An artifact was found and tested for its carbon-14 content. If 84% of the original carbon-14 was still present, what is its probable age (to the nearest 100 years)? Use that carbon-14 has a half-life of 5,730 years.

.84 = 1(.5)^(t/5730)

ln .84 = ln (.5^(t/5730) )
ln .84 = (t/5730) ln .5
t/5730 = ln .84/ln .5 = .251538767
t = 1441.317

to the nearest 100 years it would be 1400 years

where did you get ,5 from?

To determine the probable age of the artifact based on its carbon-14 content, we can use the concept of half-life.

The half-life of carbon-14 is 5,730 years, which means that after each 5,730 years, the amount of carbon-14 in a sample will decrease by half.

Given that 84% of the original carbon-14 content is still present, this means that 16% (100% - 84%) has decayed.

To calculate the number of half-lives that have passed, we can use the formula:

Number of Half-Lives = (ln(Percentage Remaining) / ln(1/2))

Using this formula, we can calculate the number of half-lives:

Number of Half-Lives = (ln(16%) / ln(1/2))

Now let's calculate this value using a calculator:

Number of Half-Lives ≈ (ln(0.16) / ln(0.5))

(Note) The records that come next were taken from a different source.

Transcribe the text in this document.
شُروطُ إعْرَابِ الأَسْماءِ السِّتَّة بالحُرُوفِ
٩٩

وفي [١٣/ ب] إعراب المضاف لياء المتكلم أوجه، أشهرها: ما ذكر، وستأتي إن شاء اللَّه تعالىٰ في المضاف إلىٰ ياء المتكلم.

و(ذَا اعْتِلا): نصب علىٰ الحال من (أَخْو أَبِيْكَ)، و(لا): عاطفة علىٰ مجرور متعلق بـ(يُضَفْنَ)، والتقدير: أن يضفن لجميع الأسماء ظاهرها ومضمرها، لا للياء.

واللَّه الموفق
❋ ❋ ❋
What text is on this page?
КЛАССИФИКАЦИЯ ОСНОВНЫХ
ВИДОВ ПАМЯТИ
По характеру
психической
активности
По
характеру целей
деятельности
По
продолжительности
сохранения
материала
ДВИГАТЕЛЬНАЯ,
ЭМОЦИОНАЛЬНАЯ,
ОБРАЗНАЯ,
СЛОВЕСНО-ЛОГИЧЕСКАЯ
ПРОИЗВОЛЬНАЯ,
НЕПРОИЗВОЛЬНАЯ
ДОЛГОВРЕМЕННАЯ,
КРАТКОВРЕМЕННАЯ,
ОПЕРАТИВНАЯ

Number of Half-Lives ≈ (-1.832 / -0.693)

Number of Half-Lives ≈ 2.64

Since we know that each half-life is equal to 5,730 years, we can multiply this by the number of half-lives to determine the probable age of the artifact:

Probable Age = Number of Half-Lives * Half-Life

Probable Age ≈ 2.64 * 5,730

Probable Age ≈ 15,109.2 years

To the nearest 100 years, the probable age of the artifact is approximately 15,100 years.